Anna s’arrêta, attendant.
«Il vient de se réveiller», dit le suisse sortant par la même porte.
Et comme il parlait, Anna entendit un bâillement d’enfant, et rien qu’au son de ce bâillement elle reconnut son fils et le vit devant elle.
«Laisse-moi, laisse-moi entrer!» balbutia-t-elle, entrant précipitamment.
À droite de la porte, sur le lit, un enfant en chemise de nuit, son petit corps penché en avant, achevait de bâiller en s’étirant; ses lèvres se fermèrent en dessinant un sourire à moitié endormi, et, toujours souriant, il retomba doucement sur son oreiller.
«Mon petit Serge», murmura-t-elle approchant du lit sans être entendue.

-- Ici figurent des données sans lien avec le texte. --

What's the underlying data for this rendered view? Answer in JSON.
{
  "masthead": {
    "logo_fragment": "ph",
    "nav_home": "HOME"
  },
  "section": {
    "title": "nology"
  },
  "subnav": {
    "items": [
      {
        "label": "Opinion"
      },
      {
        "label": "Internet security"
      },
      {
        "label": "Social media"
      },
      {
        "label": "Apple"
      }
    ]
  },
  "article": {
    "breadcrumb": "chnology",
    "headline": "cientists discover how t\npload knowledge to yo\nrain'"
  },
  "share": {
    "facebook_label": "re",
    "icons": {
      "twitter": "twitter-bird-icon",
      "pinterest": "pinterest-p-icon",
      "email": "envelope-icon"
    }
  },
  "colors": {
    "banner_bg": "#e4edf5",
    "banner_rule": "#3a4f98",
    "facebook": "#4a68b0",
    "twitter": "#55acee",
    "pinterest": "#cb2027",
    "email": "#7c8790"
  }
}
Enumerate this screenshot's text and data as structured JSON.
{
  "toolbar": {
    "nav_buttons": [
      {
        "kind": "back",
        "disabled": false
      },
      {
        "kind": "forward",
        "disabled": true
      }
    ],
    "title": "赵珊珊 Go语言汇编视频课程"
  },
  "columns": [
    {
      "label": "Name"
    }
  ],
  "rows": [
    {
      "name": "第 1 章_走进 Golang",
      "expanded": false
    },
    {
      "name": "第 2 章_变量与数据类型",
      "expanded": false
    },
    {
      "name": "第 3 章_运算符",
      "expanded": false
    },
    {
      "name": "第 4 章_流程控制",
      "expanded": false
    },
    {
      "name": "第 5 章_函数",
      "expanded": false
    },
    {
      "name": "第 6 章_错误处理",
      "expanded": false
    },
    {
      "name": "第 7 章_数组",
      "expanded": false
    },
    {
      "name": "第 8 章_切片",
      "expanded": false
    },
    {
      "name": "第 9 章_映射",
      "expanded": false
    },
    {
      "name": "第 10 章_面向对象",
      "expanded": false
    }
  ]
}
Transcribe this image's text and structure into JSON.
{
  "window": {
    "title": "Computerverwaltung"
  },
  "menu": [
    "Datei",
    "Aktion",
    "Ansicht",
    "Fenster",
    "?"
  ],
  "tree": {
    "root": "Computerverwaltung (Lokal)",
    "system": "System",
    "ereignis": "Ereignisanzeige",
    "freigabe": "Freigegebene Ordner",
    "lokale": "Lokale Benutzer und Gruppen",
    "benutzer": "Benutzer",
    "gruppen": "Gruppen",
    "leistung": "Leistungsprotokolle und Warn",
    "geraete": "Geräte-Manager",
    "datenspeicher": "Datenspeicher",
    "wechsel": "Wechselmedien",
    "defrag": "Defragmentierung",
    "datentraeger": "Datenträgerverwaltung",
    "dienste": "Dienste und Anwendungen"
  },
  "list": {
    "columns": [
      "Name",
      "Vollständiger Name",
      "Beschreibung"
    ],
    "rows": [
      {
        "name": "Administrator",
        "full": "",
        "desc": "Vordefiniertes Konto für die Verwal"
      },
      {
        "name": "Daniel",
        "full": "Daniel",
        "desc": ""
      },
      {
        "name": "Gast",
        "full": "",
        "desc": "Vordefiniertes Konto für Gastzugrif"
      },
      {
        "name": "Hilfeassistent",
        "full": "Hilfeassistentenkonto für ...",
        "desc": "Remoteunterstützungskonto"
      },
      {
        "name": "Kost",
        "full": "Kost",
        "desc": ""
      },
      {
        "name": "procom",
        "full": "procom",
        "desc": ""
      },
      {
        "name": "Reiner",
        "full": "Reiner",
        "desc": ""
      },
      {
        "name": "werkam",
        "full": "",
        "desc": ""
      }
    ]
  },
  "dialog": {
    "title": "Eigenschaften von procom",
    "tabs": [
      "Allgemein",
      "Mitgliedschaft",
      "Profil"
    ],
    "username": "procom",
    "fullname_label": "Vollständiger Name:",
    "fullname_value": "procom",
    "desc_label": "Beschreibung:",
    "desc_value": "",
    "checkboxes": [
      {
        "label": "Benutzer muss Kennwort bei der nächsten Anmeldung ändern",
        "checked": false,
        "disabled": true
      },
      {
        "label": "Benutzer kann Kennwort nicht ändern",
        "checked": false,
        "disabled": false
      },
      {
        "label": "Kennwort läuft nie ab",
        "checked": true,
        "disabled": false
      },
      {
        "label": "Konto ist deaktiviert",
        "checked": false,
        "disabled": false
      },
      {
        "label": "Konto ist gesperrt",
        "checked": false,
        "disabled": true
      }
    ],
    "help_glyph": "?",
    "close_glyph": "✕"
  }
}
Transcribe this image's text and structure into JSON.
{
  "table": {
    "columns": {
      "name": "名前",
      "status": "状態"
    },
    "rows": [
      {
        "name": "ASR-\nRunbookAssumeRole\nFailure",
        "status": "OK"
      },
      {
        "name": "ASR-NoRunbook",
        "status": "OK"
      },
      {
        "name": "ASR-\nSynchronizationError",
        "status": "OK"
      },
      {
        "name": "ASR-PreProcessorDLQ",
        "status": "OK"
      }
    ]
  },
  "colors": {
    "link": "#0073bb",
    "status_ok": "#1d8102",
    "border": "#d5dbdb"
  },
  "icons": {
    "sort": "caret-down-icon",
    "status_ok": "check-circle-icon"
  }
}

Depuis qu’ils étaient séparés, et dans ses effusions de tendresse pour l’absent, Anna revoyait toujours son fils à quatre ans, à l’âge où il avait été le plus gentil. Maintenant il ne ressemblait même plus à celui qu’elle avait quitté: il était devenu grand et maigre. Comme son visage lui parut allongé avec ses cheveux courts! et ses grands bras! Il avait bien changé, mais c’était toujours lui, la forme de sa tête, ses lèvres, son petit cou et ses épaules larges.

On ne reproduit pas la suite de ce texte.